We need to talk about desktop virt
Readers, we want you
Sometimes we are forced to acknowledge that there is a group of people even more knowledgeable and informed than even Register journalists: you, our beloved readers.
So we turn to you for help with a question that bears proper scrutiny. All this talk of cloud (and let’s face it, there has been a fair bit) has prompted some more cynical heads to wonder: “Cloud? That’s just virtualisation with a shiny new label, isn’t it?”
That may or may not be so, depending on this kind of cloud project you’re talking about. But doesn’t it also slightly suggest that virtualisation is a simple business about which we know all, and have no problems?
It might be less cutting edge, but desktop virtualisation can still be a tangly problem, the knock on effects of a poorly planned project can be painful to deal with. So here’s a question for you clever people:
“How is desktop virtualisation likely to impact my existing network and storage infrastructure?”
As ever, we’ll be looking through the comments for the most interesting answers. If you have some thoughts, convert them to text below. If not, just vote for the answer you think hits the nail on the head.
Have at it. ®
Depends on the network
Many people think about the newest, shiniest parts of any infrastructure without giving some serious consideration to that old chestnut, that the pace of any group is the pace of the slowest member of that group. So if you have a dozen VM desktops running off a shiny new IBM BladeServer, with MS Windows 2008 R2 and a brand new app server, it's still going to underperform if you're using 100MBps Cat5e crossover cable.
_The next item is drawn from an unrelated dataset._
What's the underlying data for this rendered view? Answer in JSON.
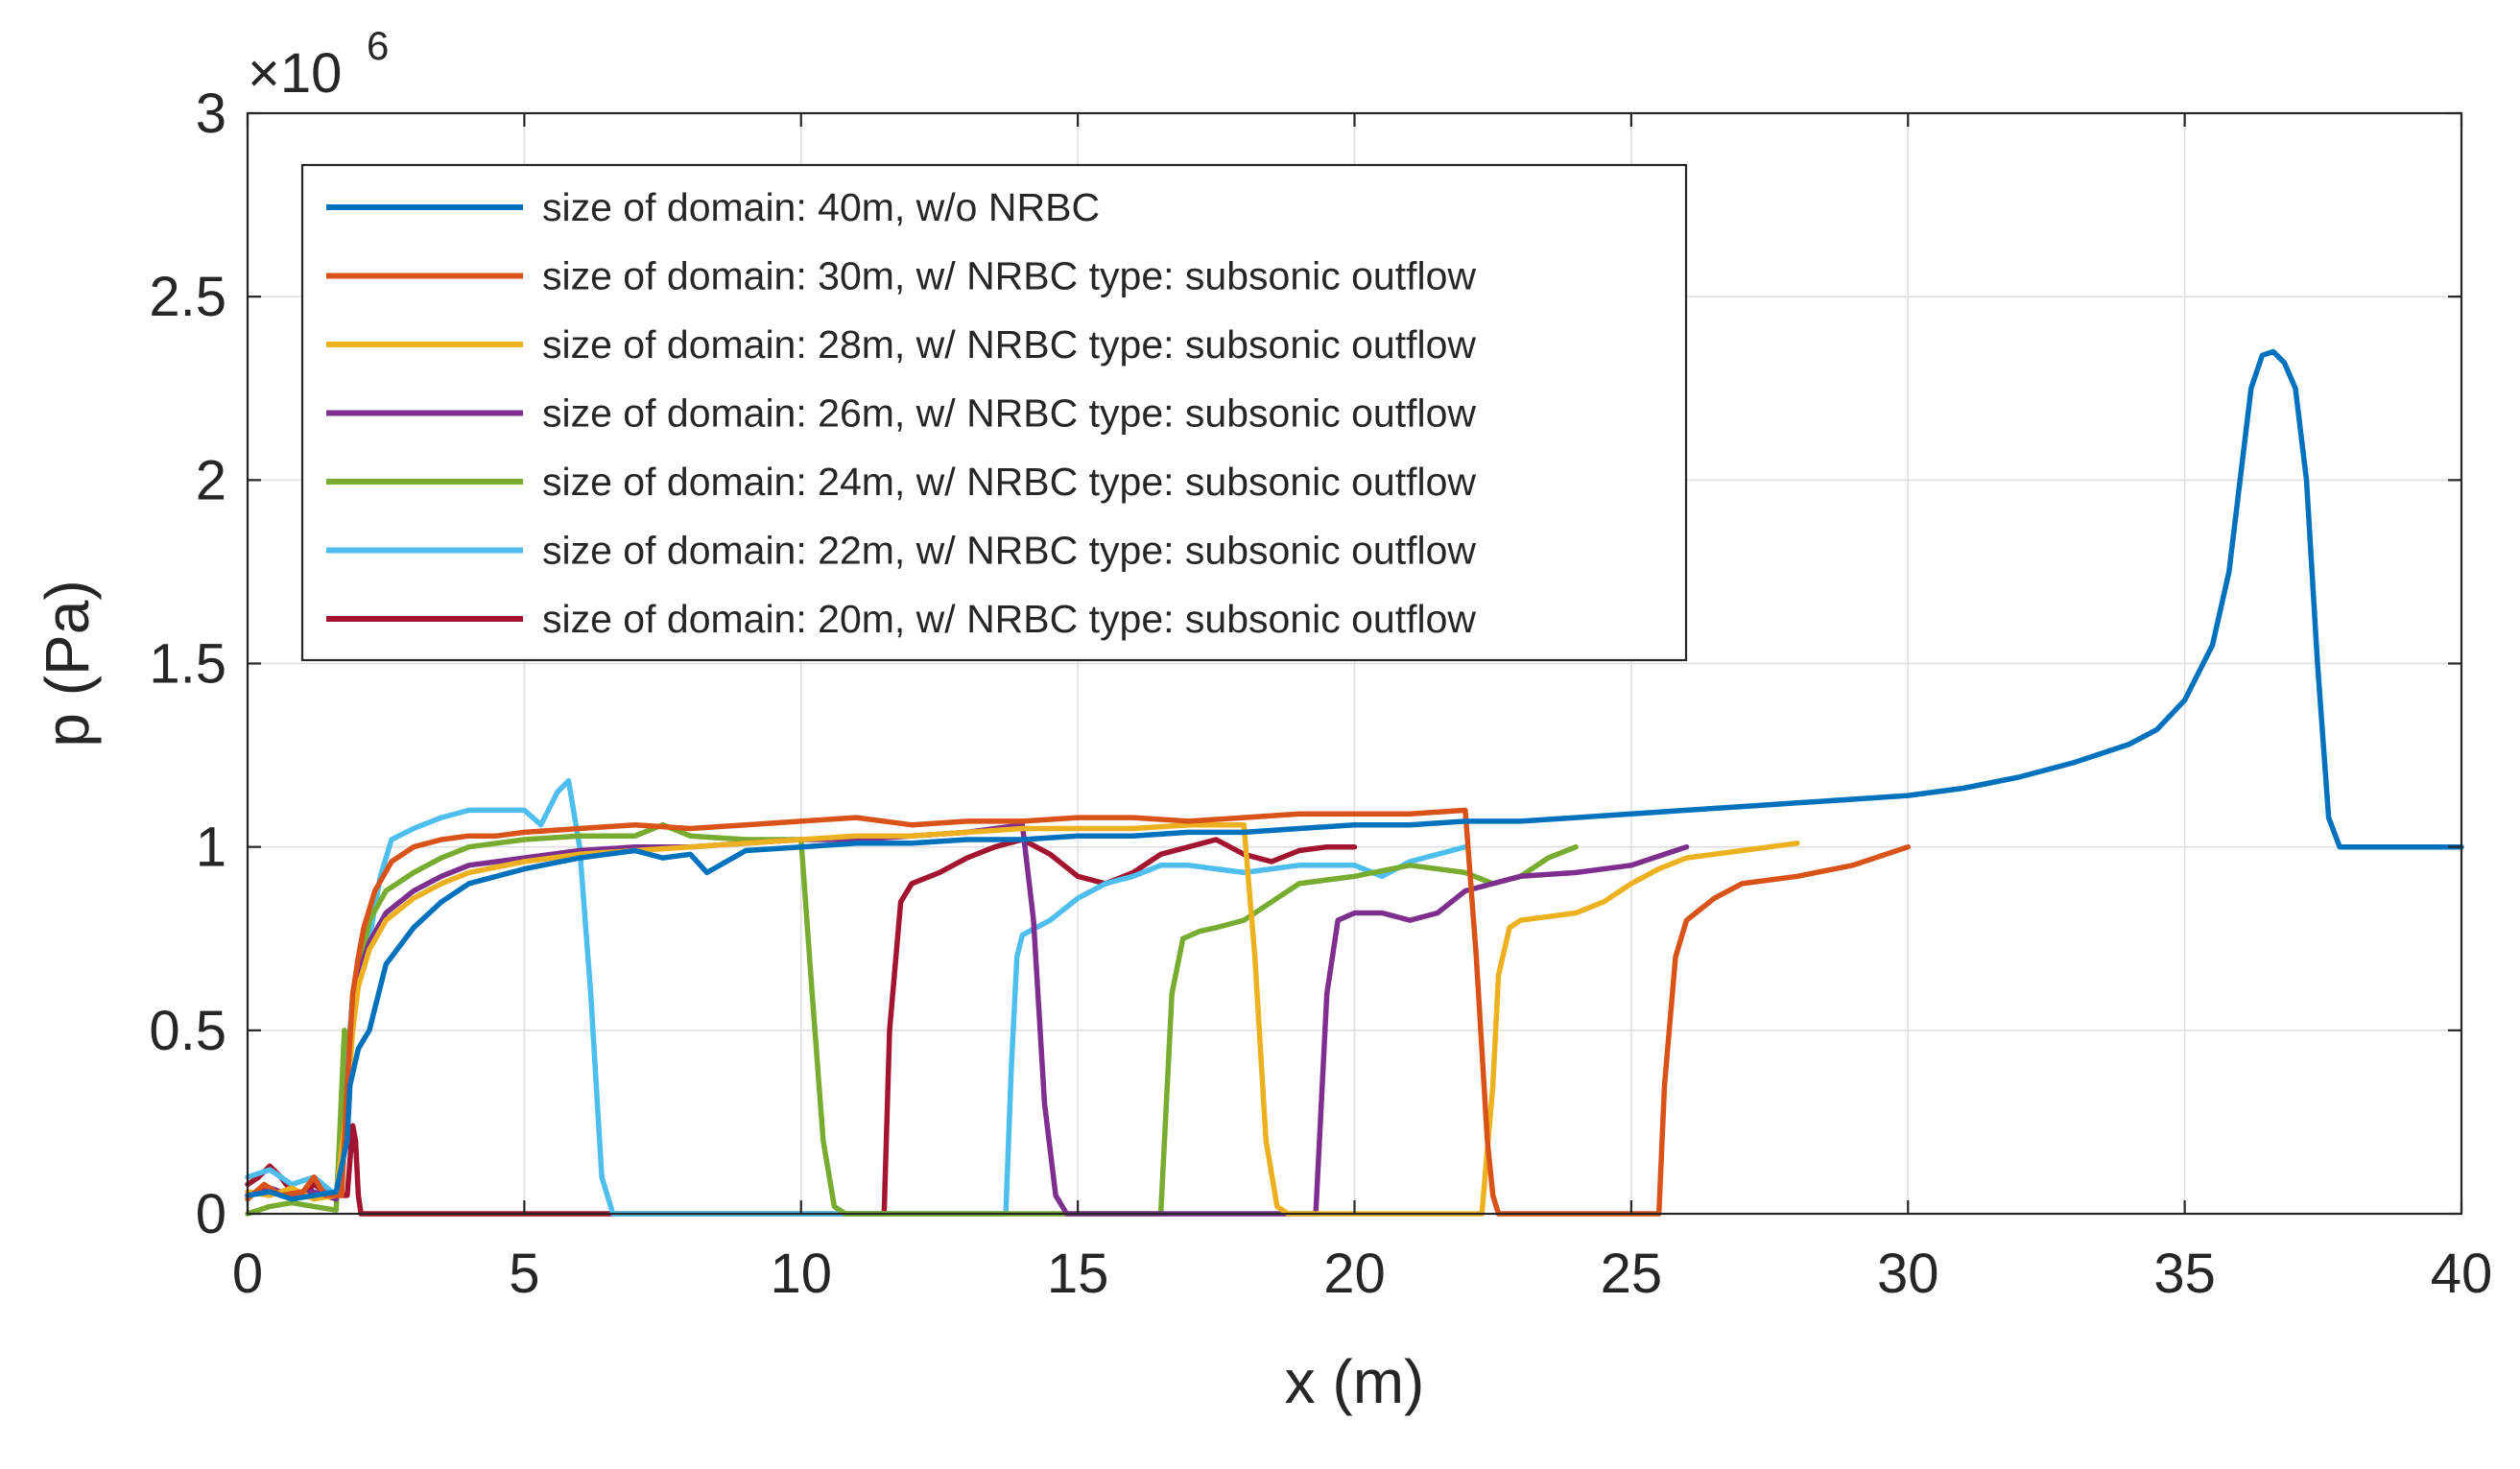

It's the pinch in the hourglass, and the reason why the 'cloud' hasn't exactly been popular amongst end-users.
Desktop virtualisation will only become viable, reliable and stable if all areas of the infrastructure are upgraded to support a greater amount of network activity comessurate with the increased demand from the client terminals.
The performance and reliability of our virtual desktops has singlehandedly destroyed all confidence our users have in the IT dept. and the good relationships with them.
The costs of engineer support and dual licencing (we’ve had to go for local copies too) must have wiped out the efficiencies too.
Other than that, I guess it's ok.
The VDI sales architects state virtualizing the desktop does not deliver the total virtualization ROI if you don't virtualize the apps. A four month project to evaluate virtualizing all the software used in my department found a definitive conclusion: software applications can be virtualized; software tools cannot. 50% failure rate.
And I just saw presentation where the current tool for virtualizing apps is known to be..ahem...difficult. A new app virtualization environment will Be Here Soon; but still does not solve the Software Tools Don't Virtualize problem.